L’infraction qui leur est reprochée est la détention, la circulation, et tentative de commercialisation de quatre (4) défenses d’éléphants. Pour avoir ces défenses, au moins deux pachydermes ont été sauvagement abattus. Or, l’éléphant de son nom scientifique « Loxodonta Africana », est une espèce intégralement protégée et nul n’a le droit détenir ces trophées. Ces trois présumés trafiquants arrêtés avec la collaboration technique du programme Appui à l’Application des Lois sur la Faune et la Flore au Bénin (AALF-Bénin), est à nouveau la preuve que les ennemis de la faune, malgré la sensibilisation répressive développement des stratégies pour mettre en mal les efforts du gouvernement qui se bat pour que le Bénin ne soit un pays de transit du commerce illicite des trophées d’espèces protégées. Mais c’est sans compter avec sa détermination et le travail de fourmis que font les forces de sécurité publique pour appuyer le gouvernement dans la lutte contre la criminalité faunique.

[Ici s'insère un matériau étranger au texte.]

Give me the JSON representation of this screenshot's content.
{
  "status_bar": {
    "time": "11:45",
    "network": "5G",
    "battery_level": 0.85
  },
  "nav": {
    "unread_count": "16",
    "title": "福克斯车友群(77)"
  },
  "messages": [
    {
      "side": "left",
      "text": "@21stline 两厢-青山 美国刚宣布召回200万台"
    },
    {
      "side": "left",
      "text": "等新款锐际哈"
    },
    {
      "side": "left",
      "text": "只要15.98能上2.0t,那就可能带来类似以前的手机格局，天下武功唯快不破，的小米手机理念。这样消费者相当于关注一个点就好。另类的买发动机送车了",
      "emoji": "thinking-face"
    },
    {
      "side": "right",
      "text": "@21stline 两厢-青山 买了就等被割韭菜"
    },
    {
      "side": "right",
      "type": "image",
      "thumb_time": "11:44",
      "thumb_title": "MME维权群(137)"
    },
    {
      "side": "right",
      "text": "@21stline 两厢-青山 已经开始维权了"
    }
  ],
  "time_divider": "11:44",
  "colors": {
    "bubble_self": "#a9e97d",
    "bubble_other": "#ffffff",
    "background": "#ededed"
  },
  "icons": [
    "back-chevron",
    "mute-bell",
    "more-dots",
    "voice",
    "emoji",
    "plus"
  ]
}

Ces trois présumés trafiquants au regard de la loi n°2002-16 du 18 octobre 2004 portant régime de la faune en République du Bénin et de son texte d’application, doivent répondre de leurs actes devant la justice. L’article 154 punit d’une amende de 300 000 à 800 000F et/ou d’un emprisonnement de 6 mois à 5 ans quiconque importe, exporte, réexporte ou commercialise des animaux sauvages ou leurs trophées et dépouilles en dehors des cas permis. Selon l’article 166 de la même loi, les complices sont punis comme les auteurs principaux et condamnés solidairement aux amendes, frais dommages-intérêts et restitutions. Puisqu’ils sont pris en flagrant délit, ils ne pourront certainement pas échapper aux dispositions de la loi sur la faune. Aussi, les conventions que le Bénin a ratifiées, n’autorisent pas la commercialisation des trophées d’éléphants.

Il est vivement souhaité que le Ministère du Cadre de Vie et de Développement Durable et ses structures sous tutelle œuvrent pour qu’aucune tolérance ne soit accordée à ces individus mis aux arrêts.